Habíamos quedado en que hay personas que tienen el don divino de la inoportunidad. He aquí un ejemplo. En un bailecito de casa particular hay muchos jóvenes. Y pocas muchachas, la ley de la oferta y la demanda arrincona a una pobre señorita condenada a volver sin haberse estrenado. Estruja la cartera entre los dedos nerviosos. Se arrepiente de haberse embullado tanto y lleva el compás con la punta de un pie. No podrá decir al día siguiente que se ha divertido, y eso es lo peor. Tendrá que deplorar que los muchachos eran muy pesados. Lo notable es que en estos casos no falta la vieja que descubre su aislamiento y le destroza en altavoz con la pregunta terrible:
–¿Usted no baila?
A la interrogación sigue una sonrisa indefinida. Y un “no, señora” … Que contiene la misma insinceridad de los que no pueden comprar ropa negra y sentencian que el luto se lleva en el corazón.
Hay también la inoportunidad del amigo viejo que nos cargó de pequeño. Y el que vio nacer a la mujer que ya tiene novio. Y ella siente a través del recuerdo el bochorno del pañal y el ombligo. De todos los personajes que van al espectáculo de una boda, el inoportuno por excelencia es el que le dice a la hermana soltera que ahora le toca a ella. Y en el bautizo, el inconsciente que le recomienda que se anime al matrimonio que no ha tenido hijo. Como si eso fuera cuestión de llegar a la alcoba con unas castañuelas.
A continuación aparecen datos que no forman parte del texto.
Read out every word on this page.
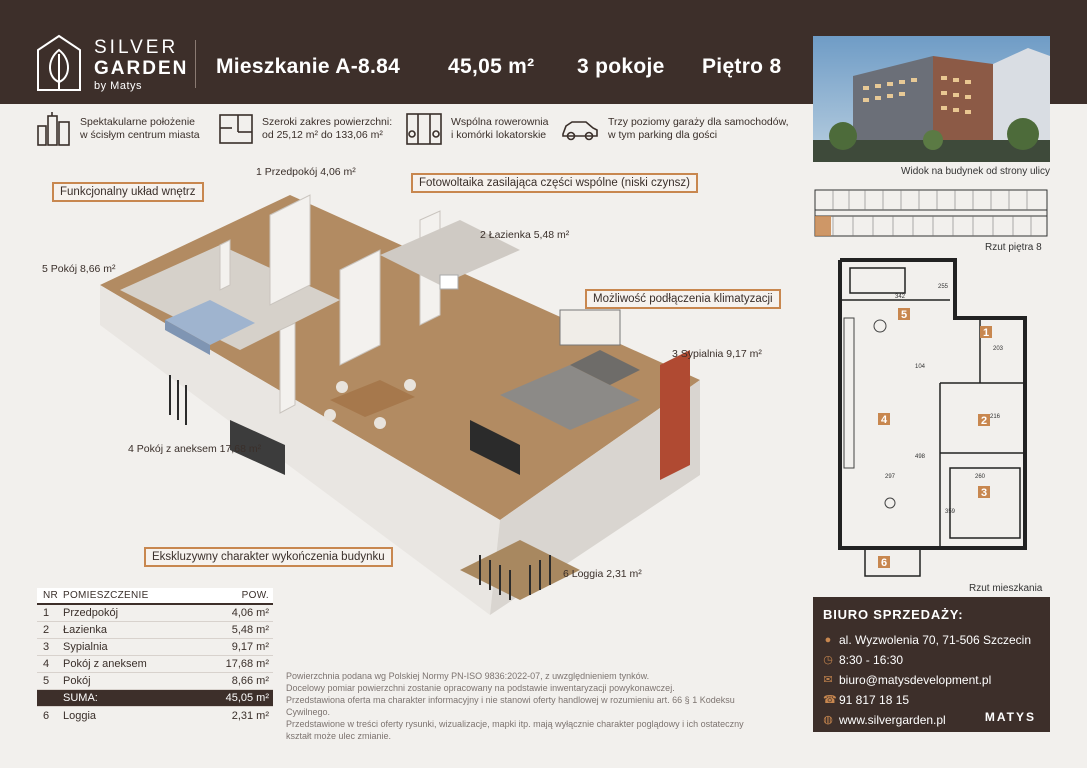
SILVER
GARDEN
by Matys
Mieszkanie A-8.84 45,05 m² 3 pokoje Piętro 8
Widok na budynek od strony ulicy
Spektakularne położenie
w ścisłym centrum miasta
Szeroki zakres powierzchni:
od 25,12 m² do 133,06 m²
Wspólna rowerownia
i komórki lokatorskie
Trzy poziomy garaży dla samochodów,
w tym parking dla gości
1 Przedpokój 4,06 m²
2 Łazienka 5,48 m²
3 Sypialnia 9,17 m²
4 Pokój z aneksem 17,68 m²
5 Pokój 8,66 m²
6 Loggia 2,31 m²
Funkcjonalny układ wnętrz
Fotowoltaika zasilająca części wspólne (niski czynsz)
Możliwość podłączenia klimatyzacji
Ekskluzywny charakter wykończenia budynku
NR POMIESZCZENIE	POW.
1	Przedpokój	4,06 m²
2	Łazienka	5,48 m²
3	Sypialnia	9,17 m²
4	Pokój z aneksem	17,68 m²
5	Pokój	8,66 m²
SUMA:	45,05 m²
6	Loggia	2,31 m²
Powierzchnia podana wg Polskiej Normy PN-ISO 9836:2022-07, z uwzględnieniem tynków.
Docelowy pomiar powierzchni zostanie opracowany na podstawie inwentaryzacji powykonawczej.
Przedstawiona oferta ma charakter informacyjny i nie stanowi oferty handlowej w rozumieniu art. 66 § 1 Kodeksu Cywilnego.
Przedstawione w treści oferty rysunki, wizualizacje, mapki itp. mają wyłącznie charakter poglądowy i ich ostateczny
kształt może ulec zmianie.
Rzut piętra 8
342
255
203
104
498
216
297	260
359
5
1
4	2
3
6
Rzut mieszkania
BIURO SPRZEDAŻY:
● al. Wyzwolenia 70, 71-506 Szczecin
◷ 8:30 - 16:30
✉ biuro@matysdevelopment.pl
☎ 91 817 18 15
◍ www.silvergarden.pl	MATYS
Hay la preocupación humana porque los demás se casen y después porque tengan hijos. El cubano es una fiera si se quiere casar y no encuentra trabajo, aunque no tan fiera como en los casos en que no se quiere casar y no quiere encontrarlo. Pero ya eso corresponde al capítulo vernáculo del amor, que se deja para la próxima zafra.
Inoportuno, son los aguafiestas que ven pasar a una pareja de enamorados y le chequean la felicidad con la vista. Ese amigo de confianza que entra en la casa sin avisar y se mete hasta la cocina. También los que van a dar el pésame cuando ya empezaba a olvidarse el dolor. Lo peor de un muerto en la familia no pasa cuando ha terminado el entierro. Todavía faltan las explicaciones de los que no fueron porque no se habían enterado. Inoportuna es la señora rica y cursi que presume de conocer los perfumes por el olor. Equivocándose con precisión admirable. Es la misma que identifica las pieles legítimas cuando una muchacha pobre lleva un zorro plateado. Ya se sabe que un hombre le compró la piel y que las amigas les arrancan el pellejo. Tener un “silver” auténtico es tener la esperanza de que llegue el invierno. Es decir, la única posibilidad nacional de tomar chocolate.
El inoportuno es un ser que ha nacido con ojos de lechuza y alma de editorial. Perderemos de vista a algunas personas, pero las encontraremos a tiempo para que nos anuncien una desgracia o para que nos digan que nos estamos quedando calvos.